The deeper consequences of Greenland may not be top of the headlines, but are simmering under the surface
|US PCE inflation looks okay and pretty much as expected, but lurking under the numbers are two problems—first, it’s lousy data, combining Oct and Nov but missing a lot of information because of the government shutdown and heaven only knows what manner of distortions. Second, you can’t say the consumer is spending as usual when half of it is going to healthcare and utilities.
The world wanted to see inflation okay so that’s what they got, including a shove of the dollar to the downside. But more careful observers note it’s not all that rosy. Mish, for example, shows real income (real disposable income) minus real spending is putting the US consumer in deeper debt. See the clever chart. Real spending higher than real income started in April 2025, an interesting date.

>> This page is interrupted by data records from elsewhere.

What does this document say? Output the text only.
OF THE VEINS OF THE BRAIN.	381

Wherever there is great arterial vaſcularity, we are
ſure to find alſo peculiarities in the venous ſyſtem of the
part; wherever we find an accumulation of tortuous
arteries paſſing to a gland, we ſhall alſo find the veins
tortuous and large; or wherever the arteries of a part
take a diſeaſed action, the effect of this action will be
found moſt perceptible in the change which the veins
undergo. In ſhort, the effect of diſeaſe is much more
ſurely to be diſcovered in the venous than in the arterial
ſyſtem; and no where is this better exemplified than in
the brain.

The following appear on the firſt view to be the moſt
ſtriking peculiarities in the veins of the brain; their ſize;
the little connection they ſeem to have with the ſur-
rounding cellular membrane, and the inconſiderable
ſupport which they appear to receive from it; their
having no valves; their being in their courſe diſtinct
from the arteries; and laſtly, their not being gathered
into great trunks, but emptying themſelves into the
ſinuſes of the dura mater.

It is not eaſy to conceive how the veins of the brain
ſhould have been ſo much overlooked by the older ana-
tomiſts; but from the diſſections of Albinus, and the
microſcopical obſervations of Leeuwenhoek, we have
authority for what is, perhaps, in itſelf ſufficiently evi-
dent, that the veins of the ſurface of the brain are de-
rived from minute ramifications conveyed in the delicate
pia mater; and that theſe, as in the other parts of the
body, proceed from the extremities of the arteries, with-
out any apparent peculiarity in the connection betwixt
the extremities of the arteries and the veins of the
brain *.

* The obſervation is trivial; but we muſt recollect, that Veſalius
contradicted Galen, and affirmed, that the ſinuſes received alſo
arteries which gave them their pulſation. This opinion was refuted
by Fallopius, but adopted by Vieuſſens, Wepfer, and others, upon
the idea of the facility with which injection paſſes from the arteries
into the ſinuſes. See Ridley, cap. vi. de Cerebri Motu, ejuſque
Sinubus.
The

Unless something interesting happens with regard to Greenland—the Europeans are meeting to craft a policy—we are back to the unlucky guy who gets named to replace Fed chair Powell and today’s US PMI, plus how firm is the stock market recovery. Expect bubble talk to start up again any minute.
The deeper consequences of Greenland may not be top of the headlines, but are simmering under the surface. A few deductions are troubling. We know Trump lies, but now we know the lies include making a trade deal and then changing it at the last minute. The trade deal with the EU was all but done. Now everyone knows, if they didn’t before, that he will change any deal, any time, signed agreement or not. Americans knew he is lawless but now even pro-Trump leaders will not be making any deals, trade or otherwise, with this crook.
This is a resumption of the “sell America” wave. But hold your horses. Reuters reports “The Bank for International Settlements on Thursday released new research examining the dollar's global dominance and its use in global bond markets. Documenting three dollarisation waves since the 1960s, it concludes that there have been no monotonic dollarisation or de-dollarisation trends per se. Instead, dollar usage has exhibited a wavelike pattern.”
The BIS report is at https://www.bis.org/publ/bppdf/bispap165.pdf. One of the authors is one of our favorites, Eswar Prasad. We haven’t read it in full yet—it’s 47 pages and just came out—but as far as we can tell, it will sink like a rock unnoticed because it says nothing controversial. The dollar trades in waves. No kidding. The review of the published commentary of the dollar might be interesting.
Heer is something that stands out:
In summary, the BIS-compiled data do not support assertions of a long-term rise or decline of either the dollar or the euro in this crucial area of global finance. At the same time, it is clear that prospects of the euro rivalling the dollar have faded.
Sometimes BIS papers make a splash and sometimes they don’t. We will see what this one does. At the least, it’s a warning not to overstate the demise of the dollar or the hegemon, Trump notwithstanding.
Forecast
We are still not trusting of the dollar’s fall (or the euro’s rise). The charts are not definitive and have conflicting indicators. Worse, they are reversing abnormally fast. This is a function of sentiment running haywire—alternating panic and euphoria. It’s a bad time to be a trend-follower. Shorter-term day traders are probably doing better.
In the background and sometimes intruding into the foreground is the potential for another Trump-generated crisis. The Greenland issue was not actually resolved, just postponed. His “board of peace” is not real and just political, and probably a ploy for the Nobel peace prize. As noted before, he is going to do it again. He just loves the spotlight (and keeping it off Epstein and murderous conduct by ICE in Minnesota). . As we wrote yesterday, Cuba is on the agenda. The WSJ headline is “The U.S. Is Actively Seeking Regime Change in Cuba by the End of the Year.”
Why does political stuff like this deserve to be in a forecast of FX? Because Shocks are legitimate market-movers, like the time the Fed changed rates without warning under Greenspan and literally pushed several bond houses into bankruptcy. And the crisis of 2008 started with bad rating agency ratings of subprime mortgages in the US and went on to wreck more than one bank in the UK and the entire economy of Iceland.
Pre-Trump, Shocks like these were few and far between. With Trump, we can expect small shocks, medium-sized shocks, and full-blown Shocks. Threatening to invade Greenland was one of big ones and the market response was justified. The big worry is that he does it again, somewhere.